At around 250,000 miles, the alternator gave up. It’s on its third set of batteries since I’ve had it.
I noticed the tachometer on the dash had gone funky. At $900 for a new instrument panel, I found option “B” on the internet – a device that plugs into the OBD II port and gives accurate reading of the engine RPMs as well as a choice of other data ($39).
The first set of front brake pads went at 150,000 miles, as did the second. At 414,000 miles, I replaced the front rotors and pads. The rear pads went over 300,000 miles.
The original fuel injectors were replaced at 330,000 miles ($2,400), but with better performance and a noticeable increase in fuel economy.
Shock absorbers have been replaced twice. At 356,000 miles, the muffler was replaced.
The heater/AC blower has been replaced twice, as has the water pump.
My youngest daughter hollered at me because the day after I got it home, I was already changing it – simply hard-wiring a 12-volt to a 110 converter so I could power house-current things from the pickup.
Then one of my sons gave me a low-profile air-ride seat base that came out of a Stinger stack wagon. Air comes from a 12-volt air compressor via a small reservoir made from 2X4 steel tube. It’s also hard-wired. The original driver and passenger seats went away when I found a pair of leather fully reclining seats at a salvage yard.

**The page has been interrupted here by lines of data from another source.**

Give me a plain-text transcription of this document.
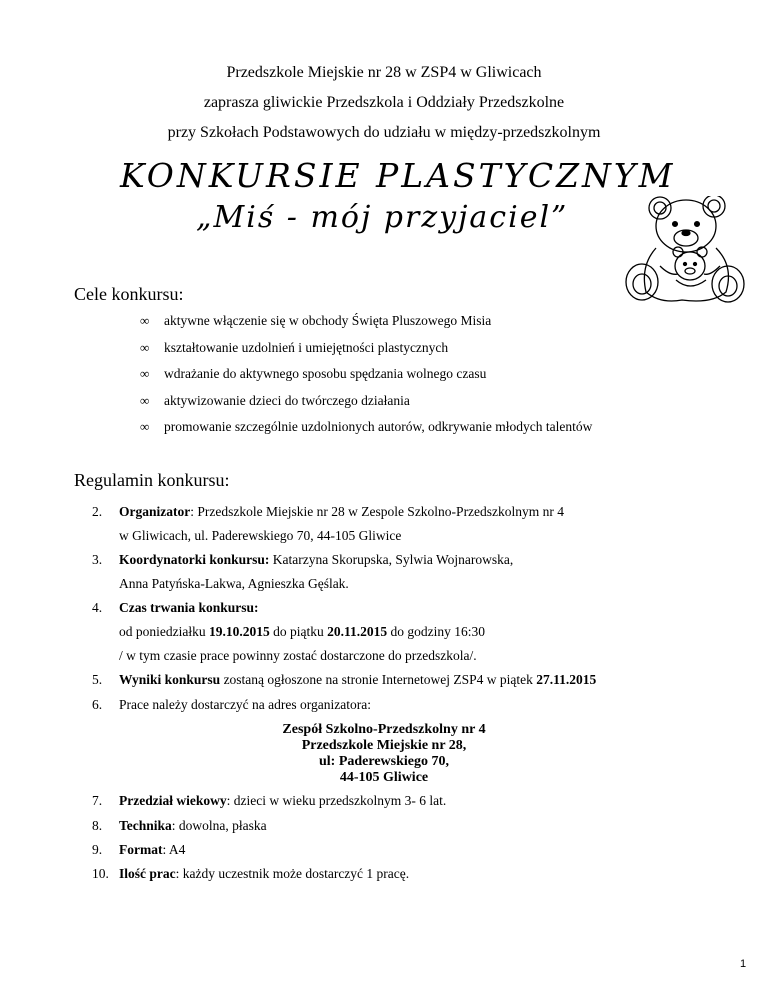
Przedszkole Miejskie nr 28 w ZSP4 w Gliwicach
zaprasza gliwickie Przedszkola i Oddziały Przedszkolne
przy Szkołach Podstawowych do udziału w między-przedszkolnym
KONKURSIE PLASTYCZNYM
„Miś - mój przyjaciel”
Cele konkursu:
∞ aktywne włączenie się w obchody Święta Pluszowego Misia
∞ kształtowanie uzdolnień i umiejętności plastycznych
∞ wdrażanie do aktywnego sposobu spędzania wolnego czasu
∞ aktywizowanie dzieci do twórczego działania
∞ promowanie szczególnie uzdolnionych autorów, odkrywanie młodych talentów
Regulamin konkursu:
2. Organizator: Przedszkole Miejskie nr 28 w Zespole Szkolno-Przedszkolnym nr 4
w Gliwicach, ul. Paderewskiego 70, 44-105 Gliwice
3. Koordynatorki konkursu: Katarzyna Skorupska, Sylwia Wojnarowska,
Anna Patyńska-Lakwa, Agnieszka Gęślak.
4. Czas trwania konkursu:
od poniedziałku 19.10.2015 do piątku 20.11.2015 do godziny 16:30
/ w tym czasie prace powinny zostać dostarczone do przedszkola/.
5. Wyniki konkursu zostaną ogłoszone na stronie Internetowej ZSP4 w piątek 27.11.2015
6. Prace należy dostarczyć na adres organizatora:
7. Przedział wiekowy: dzieci w wieku przedszkolnym 3- 6 lat.
8. Technika: dowolna, płaska
9. Format: A4
10. Ilość prac: każdy uczestnik może dostarczyć 1 pracę.
Zespół Szkolno-Przedszkolny nr 4
Przedszkole Miejskie nr 28,
ul: Paderewskiego 70,
44-105 Gliwice
1
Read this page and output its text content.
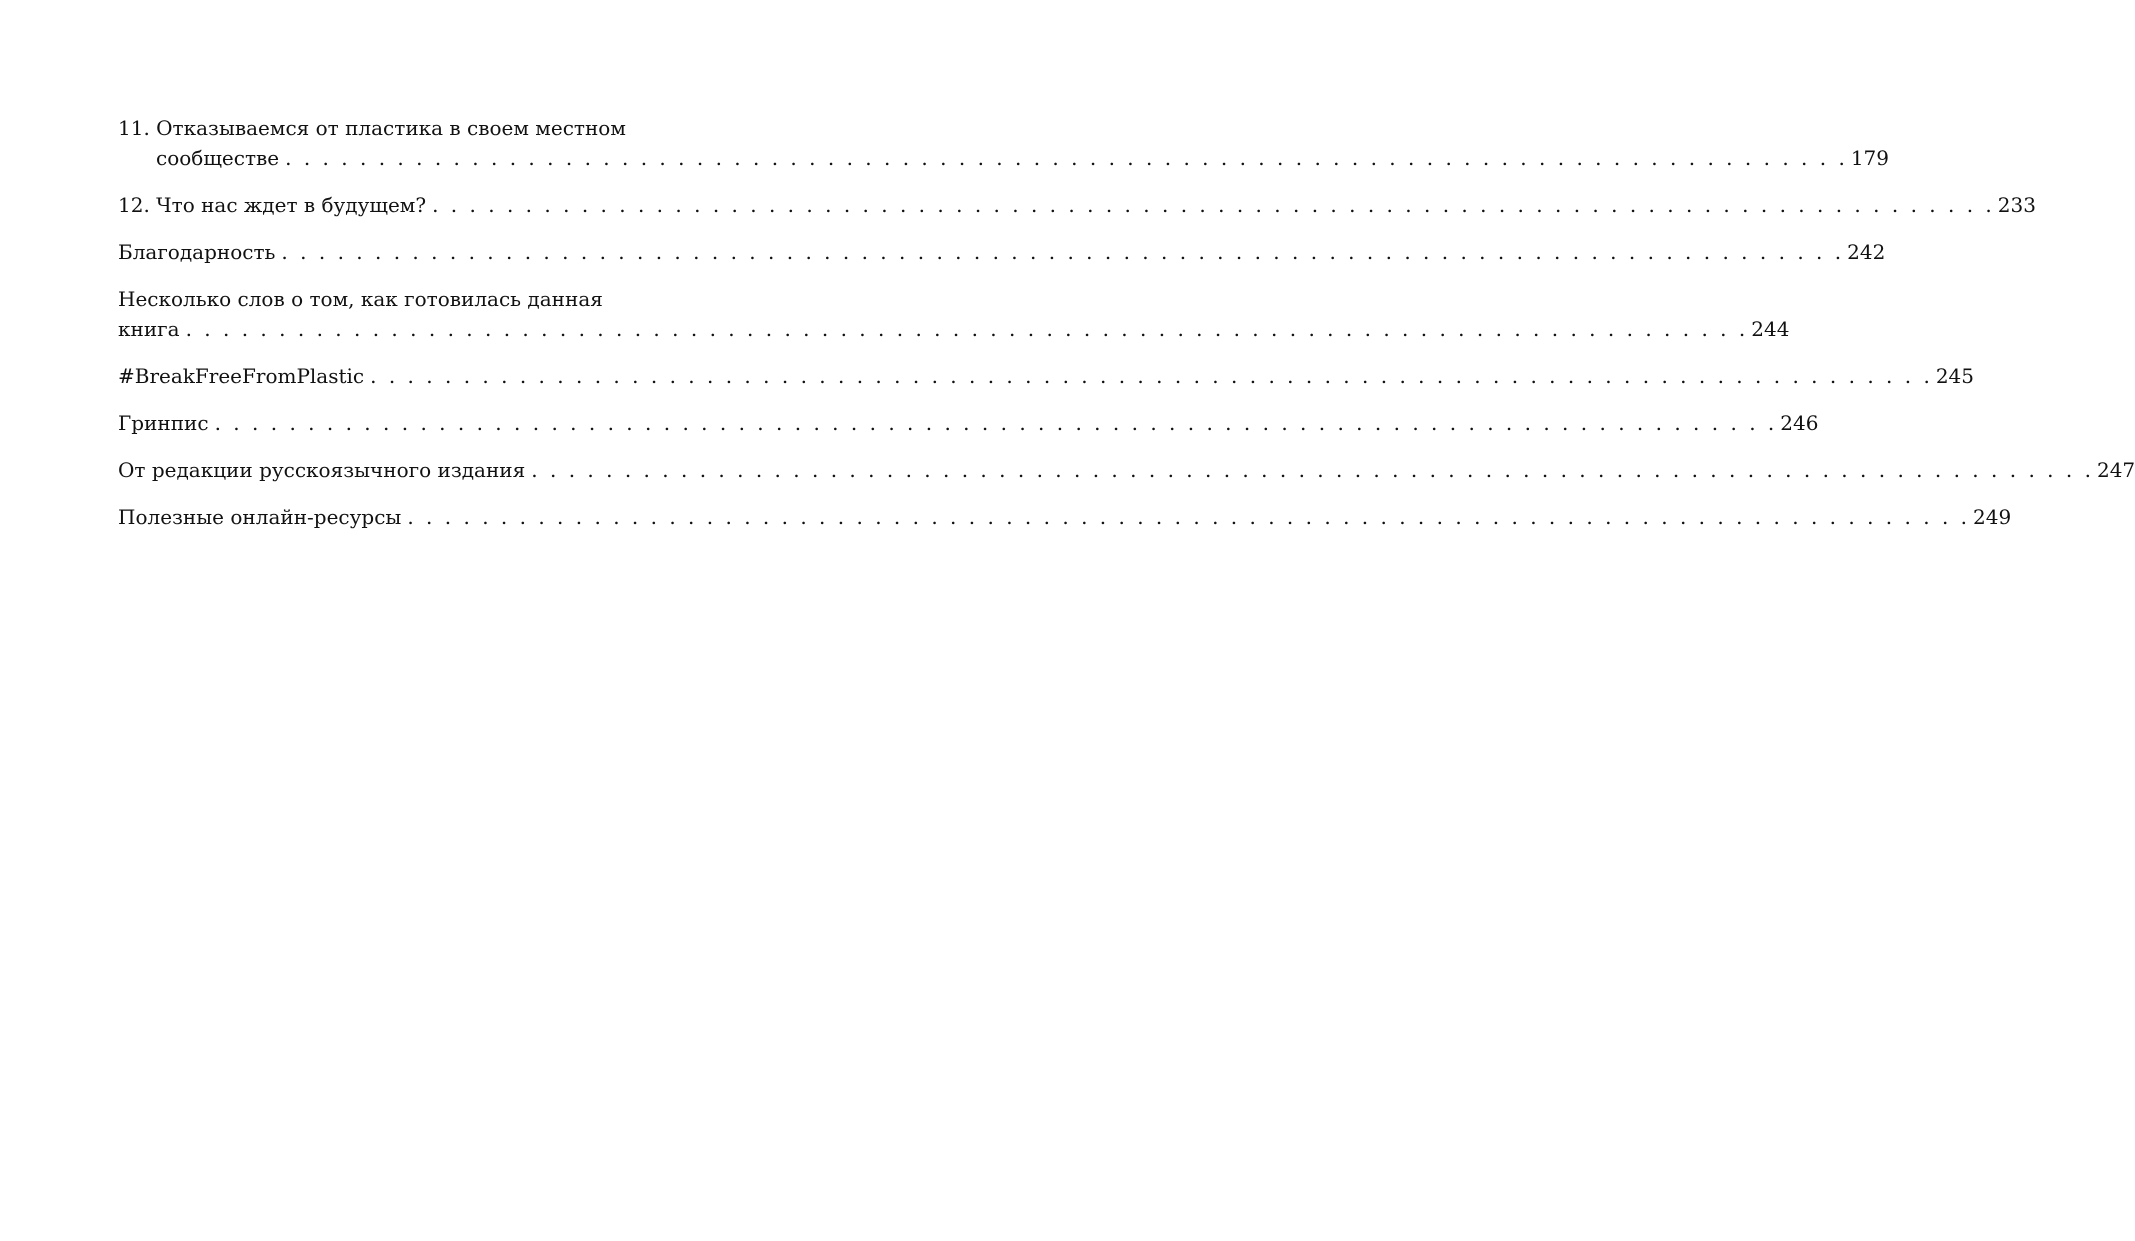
11. Отказываемся от пластика в своем местном
сообществе . . . . . . . . . . . . . . . . . . . . . . . . . . . . . . . . . . . . . . . . . . . . . . . . . . . . . . . . . . . . . . . . . . . . . . . . . . . . . . . . . . . . 179
12. Что нас ждет в будущем? . . . . . . . . . . . . . . . . . . . . . . . . . . . . . . . . . . . . . . . . . . . . . . . . . . . . . . . . . . . . . . . . . . . . . . . . . . . . . . . . . . . . 233
Благодарность . . . . . . . . . . . . . . . . . . . . . . . . . . . . . . . . . . . . . . . . . . . . . . . . . . . . . . . . . . . . . . . . . . . . . . . . . . . . . . . . . . . . 242
Несколько слов о том, как готовилась данная
книга . . . . . . . . . . . . . . . . . . . . . . . . . . . . . . . . . . . . . . . . . . . . . . . . . . . . . . . . . . . . . . . . . . . . . . . . . . . . . . . . . . . . 244
#BreakFreeFromPlastic . . . . . . . . . . . . . . . . . . . . . . . . . . . . . . . . . . . . . . . . . . . . . . . . . . . . . . . . . . . . . . . . . . . . . . . . . . . . . . . . . . . . 245
Гринпис . . . . . . . . . . . . . . . . . . . . . . . . . . . . . . . . . . . . . . . . . . . . . . . . . . . . . . . . . . . . . . . . . . . . . . . . . . . . . . . . . . . . 246
От редакции русскоязычного издания . . . . . . . . . . . . . . . . . . . . . . . . . . . . . . . . . . . . . . . . . . . . . . . . . . . . . . . . . . . . . . . . . . . . . . . . . . . . . . . . . . . . 247
Полезные онлайн-ресурсы . . . . . . . . . . . . . . . . . . . . . . . . . . . . . . . . . . . . . . . . . . . . . . . . . . . . . . . . . . . . . . . . . . . . . . . . . . . . . . . . . . . . 249
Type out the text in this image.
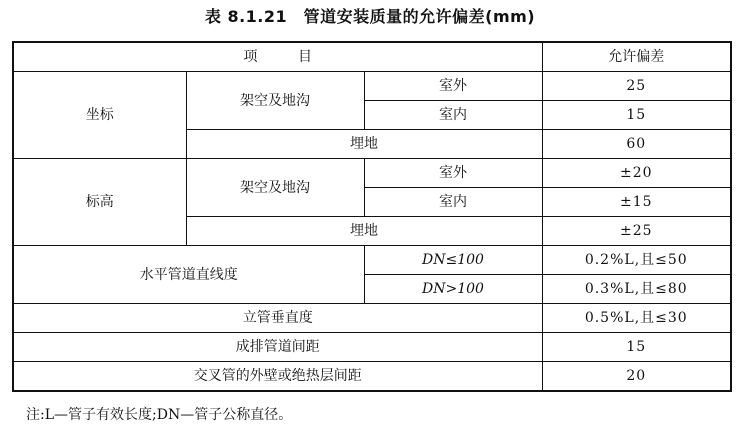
表 8.1.21　管道安装质量的允许偏差(mm)
项 目			允许偏差
坐标	架空及地沟	室外	25
		室内	15
	埋地		60
标高	架空及地沟	室外	±20
		室内	±15
	埋地		±25
水平管道直线度		DN≤100	0.2%L,且≤50
		DN>100	0.3%L,且≤80
立管垂直度			0.5%L,且≤30
成排管道间距			15
交叉管的外壁或绝热层间距			20
注:L—管子有效长度;DN—管子公称直径。
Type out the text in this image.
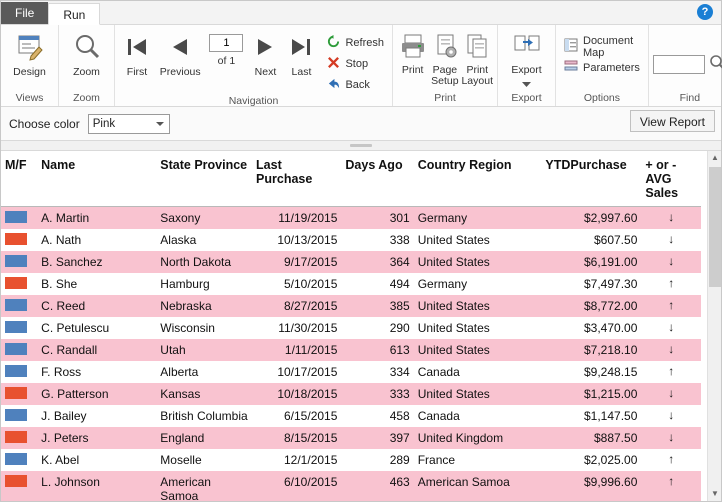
File	Run	?
Design
Views
Zoom
Zoom
First Previous
1
of 1
Next Last
Refresh
Stop
Back
Navigation
Print Page Setup
Print Layout
Print
Export
Export
Document Map
Parameters
Options	Find
Choose color Pink	View Report
M/F	Name	State Province	Last Purchase	Days Ago	Country Region	YTDPurchase	+ or - AVG Sales

	A. Martin	Saxony	11/19/2015	301	Germany	$2,997.60	↓

	A. Nath	Alaska	10/13/2015	338	United States	$607.50	↓

	B. Sanchez	North Dakota	9/17/2015	364	United States	$6,191.00	↓

	B. She	Hamburg	5/10/2015	494	Germany	$7,497.30	↑

	C. Reed	Nebraska	8/27/2015	385	United States	$8,772.00	↑

	C. Petulescu	Wisconsin	11/30/2015	290	United States	$3,470.00	↓

	C. Randall	Utah	1/11/2015	613	United States	$7,218.10	↓

	F. Ross	Alberta	10/17/2015	334	Canada	$9,248.15	↑

	G. Patterson	Kansas	10/18/2015	333	United States	$1,215.00	↓

	J. Bailey	British Columbia	6/15/2015	458	Canada	$1,147.50	↓

	J. Peters	England	8/15/2015	397	United Kingdom	$887.50	↓

	K. Abel	Moselle	12/1/2015	289	France	$2,025.00	↑

	L. Johnson	American Samoa	6/10/2015	463	American Samoa	$9,996.60	↑
▲
▼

I have a 32-gallon auxiliary fuel tank in the bed of the pickup. It’s plumbed into the filler neck of the factory fuel tank. With a quarter-turn valve accessible from under the tonneau cover (and when I’m low on fuel), I just stop, turn the valve and keep driving. When the low fuel warning comes on, it takes about 32 gallons to fill the main tank. With the two tanks, I’ve got a range of around 1,200 miles before I need fuel.
Archaic perhaps, but my Bluetooth is a stand-alone unit that powers up when the ignition is turned on and pairs to my phone.
An oscillating fan is clipped to the dash. And, of course, my Cobra 29 CB radio, a dash cam and a GPS.
Is it reliable at 414,000 miles?
Well, the only time I had to find a repair shop before I could go home was when the tailpipe rusted off at the resonator.
It’s powered by the 5.9 Cummins diesel engine. I’ve changed the oil and filters at 15,000-mile intervals for the nine years I’ve had it. It never needs oil added between oil changes. I run 5W-40 synthetic motor oil for diesels and NAPA filters. When something gets loose, I tighten it. When something wears out or breaks, I repair or replace it. Fuel mileage is averaging 19 miles per gallon (that’s doing the math because the computer lies).
It’s been paid for a number of years now, and everything about it fits my oversized carcass. It has almost 415,000 miles on it. I’m into the 75th year on my clock. The current wager is which one of us will last longer.
PHOTO 1: This is the 414,000 mile pickup – and ready for more.
PHOTO 2: Sections of pool noodles make rattle-free flashlight holders.
PHOTO 3: The quote to replace the stock tach was $900, but for $39, I achieved accurate engine speed plus other data.
PHOTO 4: Switches for extra lights (like spotlights) make the lights last longer by using a relay. The switch only sees trigger current; the relay sends the needed power to the lights.